Para preservar a herança, os seus próprios filhos deixaram o velho na floresta sem comida nem água, na esperança de que os animais selvagens o devorassem. Mas o que o lobo fez chocou toda a gente. 😢🫣
A floresta estava mergulhada numa profunda escuridão. No chão húmido, aos pés de um velho carvalho, estava sentado um velho. A sua respiração era pesada, as mãos tremiam de frio, os olhos encheram-se de desespero. Os seus próprios filhos trouxeram-no para aqui e deixaram-no para trás como lixo inútil.

As crianças esperaram muito tempo pela sua morte. A herança — uma casa grande, terras, dinheiro — chegaria até elas. Mas o velho não morreu. Então, as crianças decidiram apressar o seu fim: deixaram-no numa floresta densa, sem comida, sem água, na esperança de que os animais selvagens fizessem o seu trabalho rapidamente e a polícia considerasse aquilo um acidente.
O pobre velho sentou-se, encostado a uma árvore, com medo de qualquer som. O vento uivava ao longe, mas através dele vinha outro som — o uivo dos lobos. Compreendeu que o fim estava próximo.
« Senhor… é mesmo assim… », sussurrou, juntando as mãos em oração.
Nesse momento, um galho quebrou. Depois outro. O farfalhar aproximou-se. O velho tentou levantar-se, mas o seu corpo recusou-se a obedecer. Os seus olhos percorreram a escuridão até que um lobo emergiu diretamente debaixo dos arbustos.

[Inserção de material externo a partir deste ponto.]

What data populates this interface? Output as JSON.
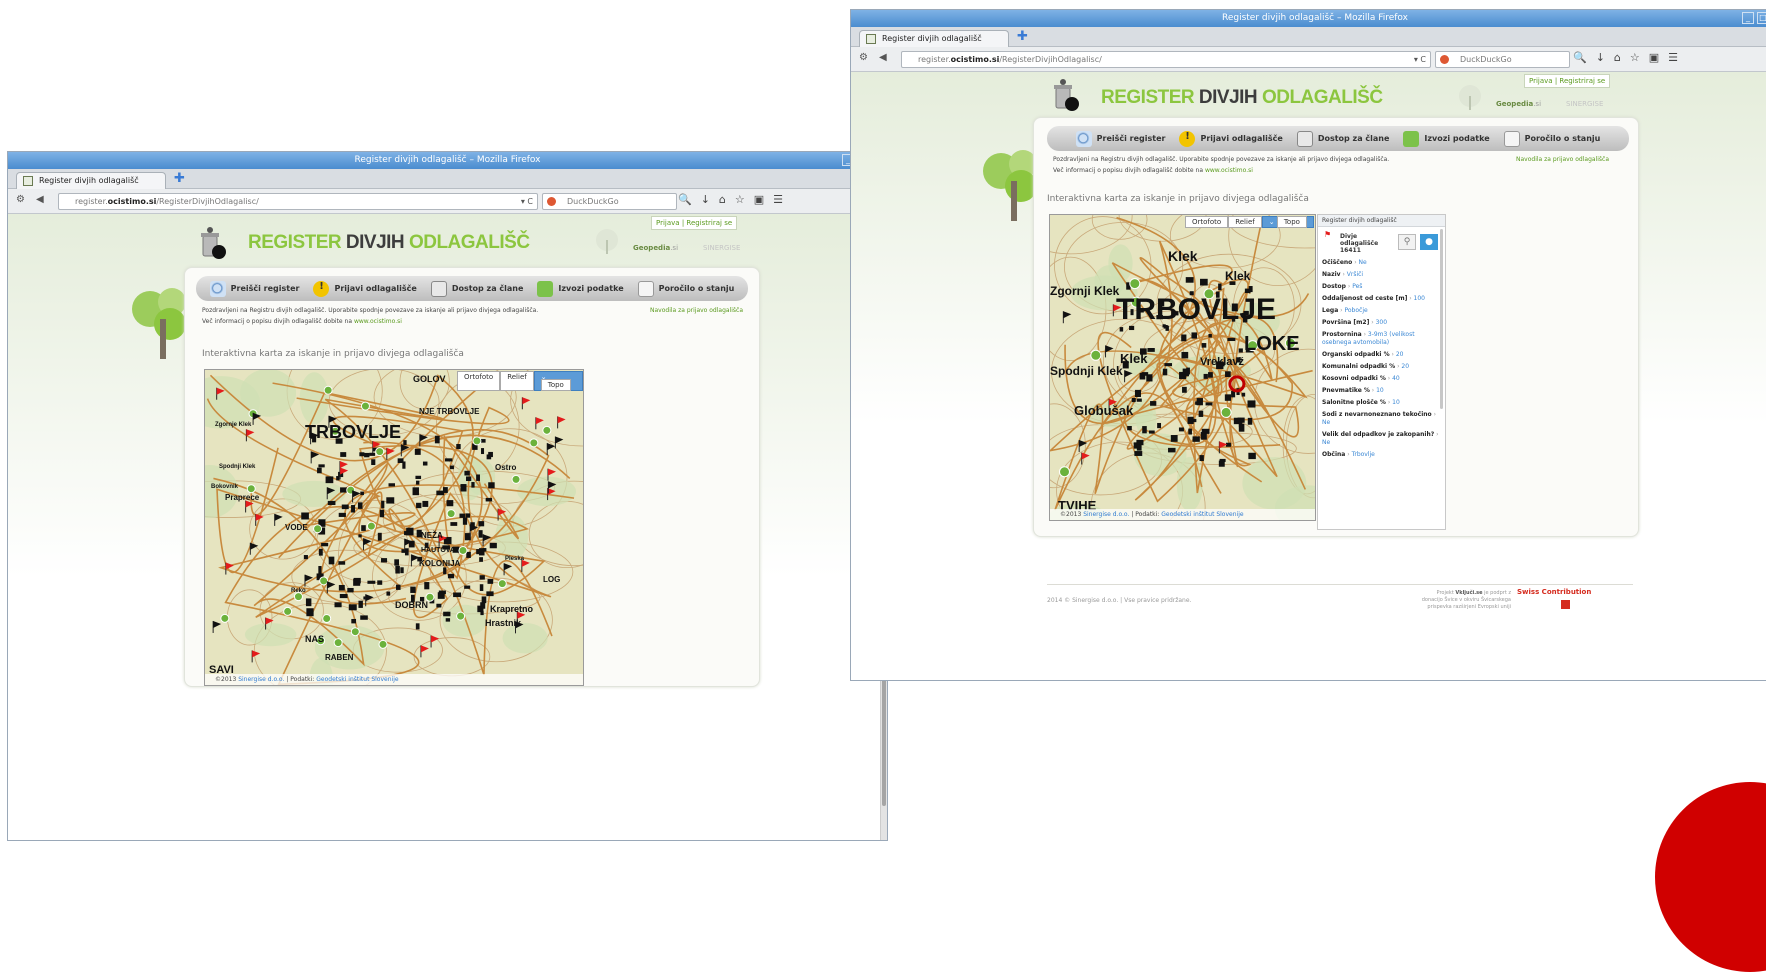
{
  "browser": {
    "window_title": "Register divjih odlagališč – Mozilla Firefox",
    "tab_title": "Register divjih odlagališč",
    "url_host": "register.ocistimo.si",
    "url_prefix": "register.",
    "url_domain": "ocistimo.si",
    "url_path": "/RegisterDivjihOdlagalisc/",
    "search_placeholder": "DuckDuckGo"
  },
  "site": {
    "logo_part1": "REGISTER",
    "logo_part2": "DIVJIH",
    "logo_part3": "ODLAGALIŠČ",
    "login_text": "Prijava | Registriraj se",
    "partner1": "Geopedia",
    "partner1_suffix": ".si",
    "partner2": "SINERGISE",
    "menu": [
      {
        "label": "Preišči register",
        "icon": "search-icon"
      },
      {
        "label": "Prijavi odlagališče",
        "icon": "warning-icon"
      },
      {
        "label": "Dostop za člane",
        "icon": "members-icon"
      },
      {
        "label": "Izvozi podatke",
        "icon": "export-icon"
      },
      {
        "label": "Poročilo o stanju",
        "icon": "report-icon"
      }
    ],
    "intro_line1": "Pozdravljeni na Registru divjih odlagališč. Uporabite spodnje povezave za iskanje ali prijavo divjega odlagališča.",
    "intro_line2_prefix": "Več informacij o popisu divjih odlagališč dobite na",
    "intro_link": "www.ocistimo.si",
    "guide_link": "Navodila za prijavo odlagališča",
    "map_title": "Interaktivna karta za iskanje in prijavo divjega odlagališča",
    "map_layers": [
      "Ortofoto",
      "Relief",
      "Topo"
    ],
    "map_active_layer": "Topo",
    "attribution_prefix": "©2013",
    "attribution_company": "Sinergise d.o.o.",
    "attribution_mid": "| Podatki:",
    "attribution_source": "Geodetski inštitut Slovenije",
    "footer_copyright": "2014 © Sinergise d.o.o. | Vse pravice pridržane.",
    "project_line1_prefix": "Projekt",
    "project_site": "Vključi.se",
    "project_line1_suffix": "je podprt z",
    "project_line2": "donacijo Švice v okviru Švicarskega",
    "project_line3": "prispevka razširjeni Evropski uniji",
    "swiss_label": "Swiss Contribution"
  },
  "map_a": {
    "labels": [
      "TRBOVLJE",
      "GOLOV",
      "NJE TRBOVLJE",
      "Ostro",
      "Praprece",
      "VODE",
      "NEŽA",
      "KOLONIJA",
      "DOBRN",
      "Krapretno",
      "Hrastnik",
      "NAS",
      "RABEN",
      "SAVI",
      "Zgornje Klek",
      "Spodnji Klek",
      "Bokovnik",
      "Reko",
      "Pleska",
      "LOG",
      "HAUTOVA"
    ]
  },
  "map_b": {
    "labels": [
      "TRBOVLJE",
      "LOKE",
      "Klek",
      "Klek",
      "Zgornji Klek",
      "Spodnji Klek",
      "Globušak",
      "Vreklavž",
      "TVIHE",
      "Klek"
    ]
  },
  "info_panel": {
    "title": "Register divjih odlagališč",
    "item_name": "Divje odlagališče",
    "item_id": "16411",
    "fields": [
      {
        "label": "Očiščeno",
        "value": "Ne"
      },
      {
        "label": "Naziv",
        "value": "Vršiči"
      },
      {
        "label": "Dostop",
        "value": "Peš"
      },
      {
        "label": "Oddaljenost od ceste [m]",
        "value": "100"
      },
      {
        "label": "Lega",
        "value": "Pobočje"
      },
      {
        "label": "Površina [m2]",
        "value": "300"
      },
      {
        "label": "Prostornina",
        "value": "3-9m3 (velikost osebnega avtomobila)"
      },
      {
        "label": "Organski odpadki %",
        "value": "20"
      },
      {
        "label": "Komunalni odpadki %",
        "value": "20"
      },
      {
        "label": "Kosovni odpadki %",
        "value": "40"
      },
      {
        "label": "Pnevmatike %",
        "value": "10"
      },
      {
        "label": "Salonitne plošče %",
        "value": "10"
      },
      {
        "label": "Sodi z nevarnoneznano tekočino",
        "value": "Ne"
      },
      {
        "label": "Velik del odpadkov je zakopanih?",
        "value": "Ne"
      },
      {
        "label": "Občina",
        "value": "Trbovlje"
      }
    ]
  },
  "colors": {
    "accent_green": "#8cc63f",
    "flag_red": "#e41c1c",
    "topo_active": "#5c9bd7"
  }
}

O animal caminhou lentamente pelo trilho. O seu pelo brilhava ao luar, os seus olhos faiscavam. O lobo arreganhou os dentes e começou a aproximar-se.

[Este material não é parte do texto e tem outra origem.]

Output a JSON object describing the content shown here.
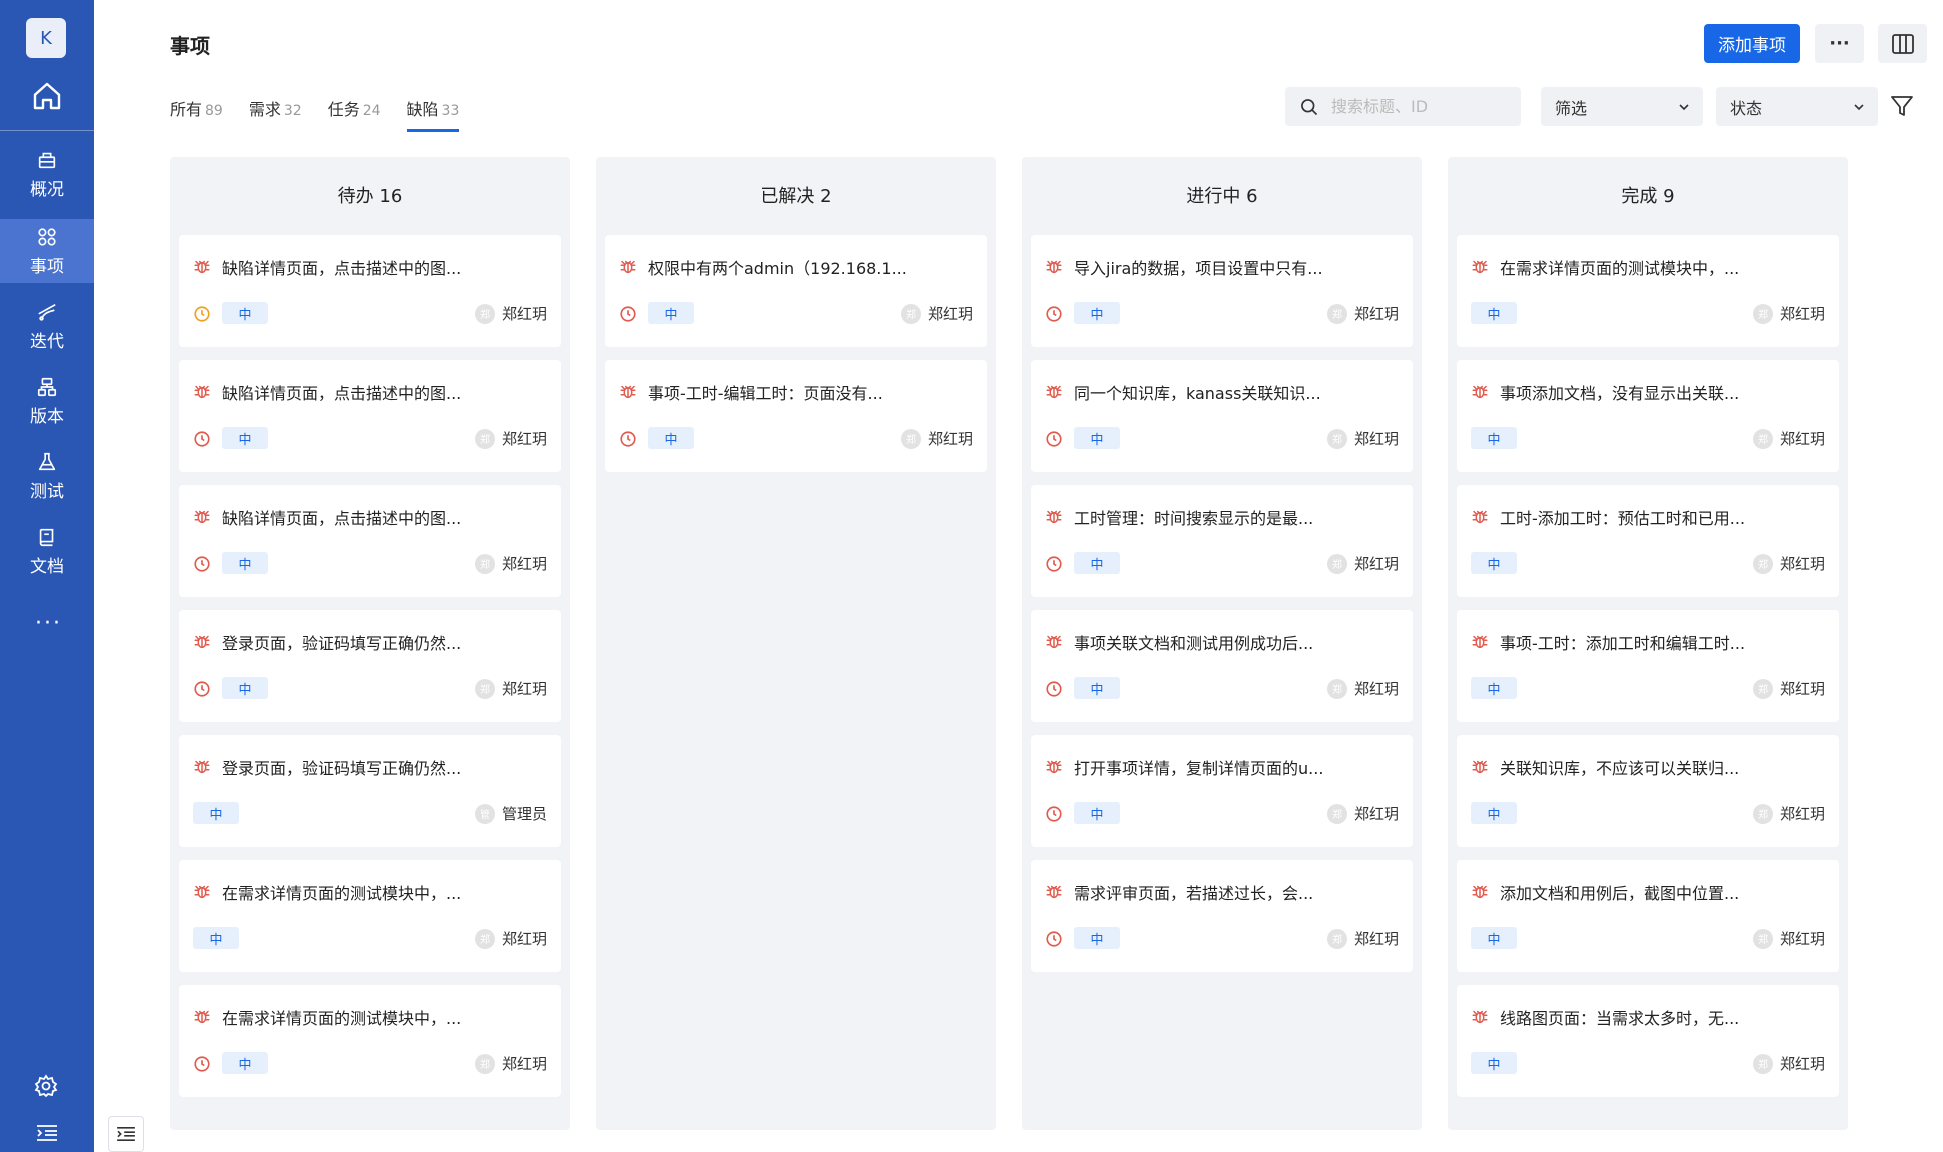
{
  "sidebar": {
    "avatar": "K",
    "items": [
      {
        "label": "概况",
        "icon": "overview-icon"
      },
      {
        "label": "事项",
        "icon": "issues-icon",
        "active": true
      },
      {
        "label": "迭代",
        "icon": "sprint-icon"
      },
      {
        "label": "版本",
        "icon": "version-icon"
      },
      {
        "label": "测试",
        "icon": "test-icon"
      },
      {
        "label": "文档",
        "icon": "document-icon"
      }
    ],
    "more": "···"
  },
  "header": {
    "title": "事项",
    "add_label": "添加事项",
    "more_label": "···"
  },
  "tabs": [
    {
      "label": "所有",
      "count": "89"
    },
    {
      "label": "需求",
      "count": "32"
    },
    {
      "label": "任务",
      "count": "24"
    },
    {
      "label": "缺陷",
      "count": "33",
      "active": true
    }
  ],
  "search": {
    "placeholder": "搜索标题、ID"
  },
  "filter": {
    "label": "筛选"
  },
  "status": {
    "label": "状态"
  },
  "colors": {
    "sidebar": "#2a56b4",
    "primary": "#1867e6",
    "bug": "#e05a4e",
    "clock_red": "#e05a4e",
    "clock_orange": "#f0a020"
  },
  "columns": [
    {
      "title": "待办 16",
      "cards": [
        {
          "title": "缺陷详情页面，点击描述中的图...",
          "clock": "orange",
          "priority": "中",
          "assignee": "郑红玥",
          "avatar_char": "郑"
        },
        {
          "title": "缺陷详情页面，点击描述中的图...",
          "clock": "red",
          "priority": "中",
          "assignee": "郑红玥",
          "avatar_char": "郑"
        },
        {
          "title": "缺陷详情页面，点击描述中的图...",
          "clock": "red",
          "priority": "中",
          "assignee": "郑红玥",
          "avatar_char": "郑"
        },
        {
          "title": "登录页面，验证码填写正确仍然...",
          "clock": "red",
          "priority": "中",
          "assignee": "郑红玥",
          "avatar_char": "郑"
        },
        {
          "title": "登录页面，验证码填写正确仍然...",
          "clock": "",
          "priority": "中",
          "assignee": "管理员",
          "avatar_char": "管"
        },
        {
          "title": "在需求详情页面的测试模块中，...",
          "clock": "",
          "priority": "中",
          "assignee": "郑红玥",
          "avatar_char": "郑"
        },
        {
          "title": "在需求详情页面的测试模块中，...",
          "clock": "red",
          "priority": "中",
          "assignee": "郑红玥",
          "avatar_char": "郑"
        }
      ]
    },
    {
      "title": "已解决 2",
      "cards": [
        {
          "title": "权限中有两个admin（192.168.1...",
          "clock": "red",
          "priority": "中",
          "assignee": "郑红玥",
          "avatar_char": "郑"
        },
        {
          "title": "事项-工时-编辑工时：页面没有...",
          "clock": "red",
          "priority": "中",
          "assignee": "郑红玥",
          "avatar_char": "郑"
        }
      ]
    },
    {
      "title": "进行中 6",
      "cards": [
        {
          "title": "导入jira的数据，项目设置中只有...",
          "clock": "red",
          "priority": "中",
          "assignee": "郑红玥",
          "avatar_char": "郑"
        },
        {
          "title": "同一个知识库，kanass关联知识...",
          "clock": "red",
          "priority": "中",
          "assignee": "郑红玥",
          "avatar_char": "郑"
        },
        {
          "title": "工时管理：时间搜索显示的是最...",
          "clock": "red",
          "priority": "中",
          "assignee": "郑红玥",
          "avatar_char": "郑"
        },
        {
          "title": "事项关联文档和测试用例成功后...",
          "clock": "red",
          "priority": "中",
          "assignee": "郑红玥",
          "avatar_char": "郑"
        },
        {
          "title": "打开事项详情，复制详情页面的u...",
          "clock": "red",
          "priority": "中",
          "assignee": "郑红玥",
          "avatar_char": "郑"
        },
        {
          "title": "需求评审页面，若描述过长，会...",
          "clock": "red",
          "priority": "中",
          "assignee": "郑红玥",
          "avatar_char": "郑"
        }
      ]
    },
    {
      "title": "完成 9",
      "cards": [
        {
          "title": "在需求详情页面的测试模块中，...",
          "clock": "",
          "priority": "中",
          "assignee": "郑红玥",
          "avatar_char": "郑"
        },
        {
          "title": "事项添加文档，没有显示出关联...",
          "clock": "",
          "priority": "中",
          "assignee": "郑红玥",
          "avatar_char": "郑"
        },
        {
          "title": "工时-添加工时：预估工时和已用...",
          "clock": "",
          "priority": "中",
          "assignee": "郑红玥",
          "avatar_char": "郑"
        },
        {
          "title": "事项-工时：添加工时和编辑工时...",
          "clock": "",
          "priority": "中",
          "assignee": "郑红玥",
          "avatar_char": "郑"
        },
        {
          "title": "关联知识库，不应该可以关联归...",
          "clock": "",
          "priority": "中",
          "assignee": "郑红玥",
          "avatar_char": "郑"
        },
        {
          "title": "添加文档和用例后，截图中位置...",
          "clock": "",
          "priority": "中",
          "assignee": "郑红玥",
          "avatar_char": "郑"
        },
        {
          "title": "线路图页面：当需求太多时，无...",
          "clock": "",
          "priority": "中",
          "assignee": "郑红玥",
          "avatar_char": "郑"
        }
      ]
    }
  ]
}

« É isso », pensou o velho.
Fechou os olhos e começou a rezar em voz alta, esperando sofrer uma dor terrível com as presas afiadas. Mas, de repente, aconteceu algo que ele nunca esperara. 😱😱 Continua na primeira reação 👇👇
O lobo não se apressou. Veio quase direito a ele, gelou e depois… baixou a cabeça e uivou baixinho, como se estivesse a falar com o velho.

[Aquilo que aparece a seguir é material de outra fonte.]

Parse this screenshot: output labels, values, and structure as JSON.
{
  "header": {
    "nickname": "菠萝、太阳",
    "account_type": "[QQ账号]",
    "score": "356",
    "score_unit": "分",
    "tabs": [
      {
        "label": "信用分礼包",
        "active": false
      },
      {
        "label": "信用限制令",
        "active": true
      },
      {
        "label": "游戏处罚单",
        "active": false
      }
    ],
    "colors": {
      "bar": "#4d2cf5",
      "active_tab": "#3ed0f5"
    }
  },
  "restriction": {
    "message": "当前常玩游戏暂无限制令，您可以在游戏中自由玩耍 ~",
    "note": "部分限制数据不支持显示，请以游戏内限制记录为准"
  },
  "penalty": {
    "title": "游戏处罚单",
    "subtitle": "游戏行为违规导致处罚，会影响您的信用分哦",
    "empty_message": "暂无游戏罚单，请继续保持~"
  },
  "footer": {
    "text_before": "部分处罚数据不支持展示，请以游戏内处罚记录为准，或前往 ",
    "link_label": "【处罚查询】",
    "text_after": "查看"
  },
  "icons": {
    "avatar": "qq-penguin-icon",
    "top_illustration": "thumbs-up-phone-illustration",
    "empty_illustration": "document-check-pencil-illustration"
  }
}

O homem, sem compreender o que se estava a passar, estendeu a mão — e o animal não se mexeu. Pelo contrário, permitiu-se tocar no seu pelo espesso.
E então o velho lembrou-se. Há muitos anos, quando ainda estava cheio de energia, encontrara um jovem lobo na floresta, preso na armadilha de um caçador.
Então, não sentiu mais medo e, arriscando-se, soltou os terríveis dentes de ferro e libertou o animal. O lobo fugiu sem sequer olhar para trás… Mas, aparentemente, lembrou-se.
Agora, este predador solitário da floresta curvava-se perante o homem, como se fosse o seu salvador. O lobo afundou-se ainda mais e fez-lhe um sinal: sente-se.
Com dificuldade, quase sem forças, o velho agarrou o pescoço com força do animal. O lobo levantou-se e transportou-o pela floresta escura. O velho ouviu os ramos a ranger sob as suas patas, as sombras de outros animais a esvoaçar nas proximidades, mas ninguém se atreveu a aproximar-se da dupla.
A poucos quilómetros de distância, surgiu uma luz — uma aldeia. As pessoas, ouvindo os latidos dos cães, correram para a rua e viram algo incrível: um lobo enorme a deitar cuidadosamente um velho no portão, exausto, mas vivo.
Quando o velho se viu aconchegado, sob o tecto de pessoas bondosas, começou a chorar. Não de medo, mas ao perceber que o animal se revelava mais humano do que os seus próprios filhos.